この給食の奇跡はよく知られた出来事です。日暮れに大群衆。イエスは「あなたがたで、何か食べる物を上げなさい」と言われます。どだい無理な話です。何を求めておられるのでしょうか。
イエスは主の祈りを教えられたとき、日ごとの糧について祈り求めるようにと教えました。この出来事をしてその実践、私に願え、私に頼れと求めておられるのです。ルターは次のように教えました。「日ごとの糧とは、食物と飲み物、着物と履き物、家と屋敷、畑と家畜、金と財産、信仰深い夫婦、信仰深い子ども、信仰深い召使い、信仰深く信頼できる支配者、よい政府、よい気候、健康、教育、名誉、またよい友達、信頼できる隣人などである。これが日ごとの糧に含まれる。」私たちにとっても、同じチャレンジを主は求めておられるのではないでしょうか。
さて、主の祈りは山上の説教の一部です。その結論とでも言うべきことは「神の国とその義をまず第一に求めない。そうすれば、それに加えて、これらのものはすべて与えられます」というお約束です。神が一切のことにおいて主権をお持ちであることを信じる者にとってはどこであっても神の国です。この奇跡の後で弟子たちにイエスは尋ねます。あなた方は、私を誰だと言いますか。ペテロが「神のキリストです」と答えます。

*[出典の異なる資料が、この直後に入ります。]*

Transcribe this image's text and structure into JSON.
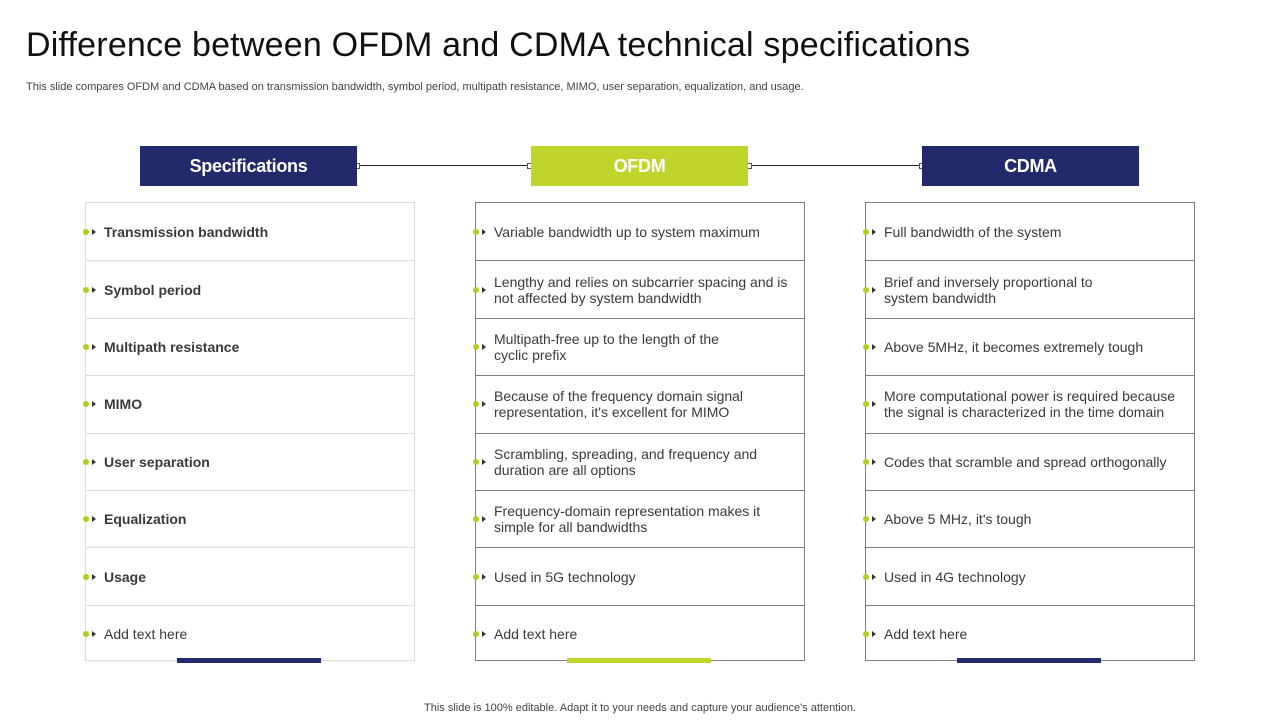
{
  "slide": {
    "title": "Difference between OFDM and CDMA technical specifications",
    "subtitle": "This slide compares OFDM and CDMA  based on transmission bandwidth, symbol period, multipath resistance, MIMO,  user separation, equalization, and usage.",
    "footer": "This slide is 100% editable. Adapt it to your needs and capture your audience's attention."
  },
  "colors": {
    "navy": "#222a6b",
    "lime": "#c0d42c",
    "bullet": "#b5cc1f"
  },
  "columns": [
    {
      "header": "Specifications",
      "rows": [
        "Transmission bandwidth",
        "Symbol period",
        "Multipath resistance",
        "MIMO",
        "User separation",
        "Equalization",
        "Usage",
        "Add text here"
      ]
    },
    {
      "header": "OFDM",
      "rows": [
        "Variable bandwidth up to system maximum",
        "Lengthy and relies on subcarrier spacing and is not affected by system bandwidth",
        "Multipath-free up to the length of the cyclic prefix",
        "Because of the frequency domain signal representation, it's excellent for MIMO",
        "Scrambling, spreading, and frequency and duration are all options",
        "Frequency-domain representation makes it simple for all bandwidths",
        "Used in 5G technology",
        "Add text here"
      ]
    },
    {
      "header": "CDMA",
      "rows": [
        "Full bandwidth of the system",
        "Brief and inversely proportional to system bandwidth",
        "Above 5MHz,  it becomes extremely tough",
        "More computational power is required because the  signal is characterized in the time domain",
        "Codes that scramble and spread orthogonally",
        "Above 5 MHz,  it's tough",
        "Used in 4G technology",
        "Add text here"
      ]
    }
  ]
}
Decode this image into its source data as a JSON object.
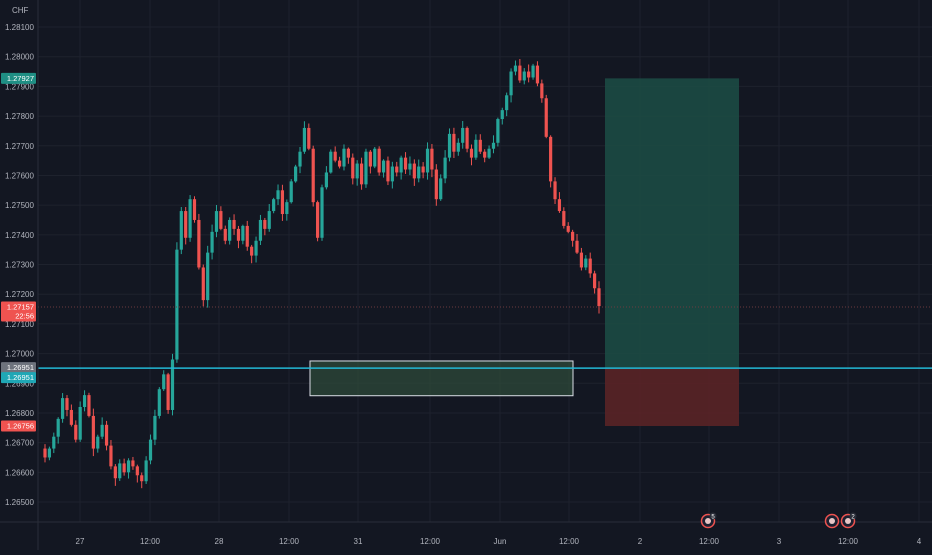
{
  "currency": "CHF",
  "price_tags": {
    "tp": "1.27927",
    "last": "1.27157",
    "countdown": "22:56",
    "entry_a": "1.26951",
    "entry_b": "1.26951",
    "sl": "1.26756"
  },
  "events": [
    {
      "icon": "flag-event-icon",
      "count": "5"
    },
    {
      "icon": "flag-event-icon",
      "count": ""
    },
    {
      "icon": "flag-event-icon",
      "count": "2"
    }
  ],
  "colors": {
    "background": "#131722",
    "up": "#26a69a",
    "down": "#ef5350",
    "horizontal_line": "#22b8d6",
    "target_zone": "#1c4a44",
    "stop_zone": "#5a2326",
    "axis_text": "#b2b5be"
  },
  "chart_data": {
    "type": "candlestick",
    "y_axis": {
      "position": "right",
      "unit": "CHF",
      "ticks": [
        "1.28100",
        "1.28000",
        "1.27900",
        "1.27800",
        "1.27700",
        "1.27600",
        "1.27500",
        "1.27400",
        "1.27300",
        "1.27200",
        "1.27100",
        "1.27000",
        "1.26900",
        "1.26800",
        "1.26700",
        "1.26600",
        "1.26500"
      ],
      "range": [
        1.2642,
        1.2822
      ]
    },
    "x_axis": {
      "ticks": [
        "27",
        "12:00",
        "28",
        "12:00",
        "31",
        "12:00",
        "Jun",
        "12:00",
        "2",
        "12:00",
        "3",
        "12:00",
        "4"
      ]
    },
    "series_close": [
      1.2665,
      1.2668,
      1.2672,
      1.2678,
      1.2685,
      1.2681,
      1.2676,
      1.2671,
      1.2682,
      1.2686,
      1.2679,
      1.2668,
      1.2672,
      1.2676,
      1.2669,
      1.2662,
      1.2658,
      1.2663,
      1.266,
      1.2664,
      1.2662,
      1.2659,
      1.2657,
      1.2664,
      1.2671,
      1.2679,
      1.2688,
      1.2693,
      1.2681,
      1.2698,
      1.2735,
      1.2748,
      1.2739,
      1.2752,
      1.2745,
      1.2729,
      1.2718,
      1.2734,
      1.2741,
      1.2748,
      1.2742,
      1.2738,
      1.2745,
      1.2742,
      1.2738,
      1.2743,
      1.2736,
      1.2733,
      1.2738,
      1.2745,
      1.2742,
      1.2748,
      1.2752,
      1.2755,
      1.2747,
      1.2751,
      1.2758,
      1.2763,
      1.2768,
      1.2776,
      1.2769,
      1.2751,
      1.2739,
      1.2756,
      1.2761,
      1.2768,
      1.2765,
      1.2763,
      1.2769,
      1.2766,
      1.2759,
      1.2764,
      1.2757,
      1.2768,
      1.2763,
      1.2769,
      1.2761,
      1.2765,
      1.2758,
      1.2763,
      1.2761,
      1.2766,
      1.2762,
      1.2764,
      1.2759,
      1.2763,
      1.2761,
      1.2769,
      1.2762,
      1.2752,
      1.2759,
      1.2766,
      1.2774,
      1.2768,
      1.2771,
      1.2776,
      1.2769,
      1.2766,
      1.2772,
      1.2768,
      1.2766,
      1.2769,
      1.2771,
      1.2779,
      1.2782,
      1.2787,
      1.2795,
      1.2797,
      1.2792,
      1.2795,
      1.2793,
      1.2797,
      1.2791,
      1.2786,
      1.2773,
      1.2758,
      1.2752,
      1.2748,
      1.2743,
      1.2741,
      1.2738,
      1.2734,
      1.2729,
      1.2732,
      1.2727,
      1.2722,
      1.2716
    ],
    "horizontal_line": 1.26951,
    "highlight_zone": {
      "top": 1.26975,
      "bottom": 1.26858
    },
    "position": {
      "target": 1.27927,
      "entry": 1.26951,
      "stop": 1.26756
    }
  }
}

そしてイエスは受難の予告とともに、「自分を捨て、日々自分の十字架を負い、そしてわたしについて来なさい」とご自身に従うことをお求めになるのです。自分を捨てるとは自分で何もかもしようとすることをやめることです。このおことばの通りにイエスの権威と力を信じてイエスとともに生きることを願うならば、なんと心強いことでしょうか。そしてそれは最も幸せなことなのです。